You understand that risk is present everywhere in oil & gas projects. But simply knowing it is there doesn’t help you to make the right decision. We can quantify the risk associated with the different aspects of a project by using the most appropriate geostatistical simulation technique. After having quantified these individual risks, you can incorporate them in a global risk analysis framework to obtain the probability of success associated with the project. Consider the following simple examples:

- Dry Wells
Drilling a dry well onshore or, even worse, offshore is a disaster. Using a series of equally likely geostatistically generated structural maps we can evaluate the probability of drilling a dry well throughout the entire region of interest. This can help you to define a drilling program that must consistently intersect the reservoir while providing as much information as possible about its lateral extension.

- Producing Wells
You cannot assign a degree of certainty to one gridded map of the petrophysical characteristics. While it will show certain zones of high and low values, one map does not allow you to evaluate the possible range of values at any potential well location. Using geostatistical simulations we can calculate the distribution curve, and hence probability maps, for the petrophysical characteristics. So we can help you maximize your chances of success when deciding where to drill a new well.

- Spill Point Locations
Spill points can have a tremendous influence on the oil & gas volumes you think you have. Only correctly applied geostatistical simulation techniques allow you to produce images of your reservoir that show all the potential spill points. A gridded map only shows you the most obvious spill points that are not necessarily the ones that have the greatest financial impact on your project. We integrate all sources of information in the most appropriate geostatistical technique to obtain the most realistic structural images of the reservoir to help you decide what a difference the spill points make.

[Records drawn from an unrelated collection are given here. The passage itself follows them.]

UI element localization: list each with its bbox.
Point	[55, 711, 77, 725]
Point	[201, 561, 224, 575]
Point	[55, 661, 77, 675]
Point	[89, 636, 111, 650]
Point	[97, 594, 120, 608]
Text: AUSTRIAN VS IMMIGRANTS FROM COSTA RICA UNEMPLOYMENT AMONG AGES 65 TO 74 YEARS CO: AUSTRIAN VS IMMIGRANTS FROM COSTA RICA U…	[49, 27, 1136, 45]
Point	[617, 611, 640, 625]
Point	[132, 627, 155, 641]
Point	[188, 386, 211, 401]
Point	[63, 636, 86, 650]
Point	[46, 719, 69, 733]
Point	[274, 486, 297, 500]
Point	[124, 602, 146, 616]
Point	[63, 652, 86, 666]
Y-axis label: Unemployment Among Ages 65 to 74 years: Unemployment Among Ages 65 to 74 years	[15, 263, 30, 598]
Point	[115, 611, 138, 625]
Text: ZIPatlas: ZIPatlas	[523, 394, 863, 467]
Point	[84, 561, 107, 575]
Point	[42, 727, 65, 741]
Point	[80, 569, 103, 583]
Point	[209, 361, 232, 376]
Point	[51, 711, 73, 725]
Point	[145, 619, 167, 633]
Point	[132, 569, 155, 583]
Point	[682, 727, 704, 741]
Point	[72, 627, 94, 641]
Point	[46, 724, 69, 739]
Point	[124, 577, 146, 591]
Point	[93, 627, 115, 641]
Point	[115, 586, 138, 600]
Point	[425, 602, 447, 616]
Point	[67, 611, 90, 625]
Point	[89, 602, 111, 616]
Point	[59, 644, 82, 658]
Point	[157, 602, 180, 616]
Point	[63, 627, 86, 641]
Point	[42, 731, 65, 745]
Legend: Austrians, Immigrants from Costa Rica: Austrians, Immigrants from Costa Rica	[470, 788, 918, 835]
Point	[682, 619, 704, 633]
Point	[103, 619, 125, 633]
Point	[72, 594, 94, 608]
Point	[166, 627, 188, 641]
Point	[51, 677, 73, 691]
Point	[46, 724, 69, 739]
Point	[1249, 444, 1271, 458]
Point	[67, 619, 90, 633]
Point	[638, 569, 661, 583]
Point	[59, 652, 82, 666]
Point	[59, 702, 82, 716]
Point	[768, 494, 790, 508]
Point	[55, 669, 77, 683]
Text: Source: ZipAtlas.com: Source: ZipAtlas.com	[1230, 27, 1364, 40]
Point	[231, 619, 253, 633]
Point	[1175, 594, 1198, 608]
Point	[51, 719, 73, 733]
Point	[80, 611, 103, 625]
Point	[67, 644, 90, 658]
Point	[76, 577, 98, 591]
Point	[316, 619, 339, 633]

(GIF) Using a standard sequential approach to modeling layer cake reservoirs (going from the top down for example) means that the resulting reservoir model does not correctly reflect the inherent correlation between the layers. This information can only be incorporated in the model via a global multi-layer approach that incorporates all the information (i.e. deviated and vertical wells and seismic data) simultaneously. However standard geostatistical techniques have not been designed to correctly deal with deviated wells. This is unfortunate as they have become an important tool in the industry and as such provide a wealth of information that must not be ignored. For this reason Geovariances has developed and successfully applied a new multi-layer modeling technique that not only uses all your data in a consistent way but also correctly reproduces the structural discontinuities resulting from any existing fault system. So we can provide you with the most realistic model of your layer cake reservoirs.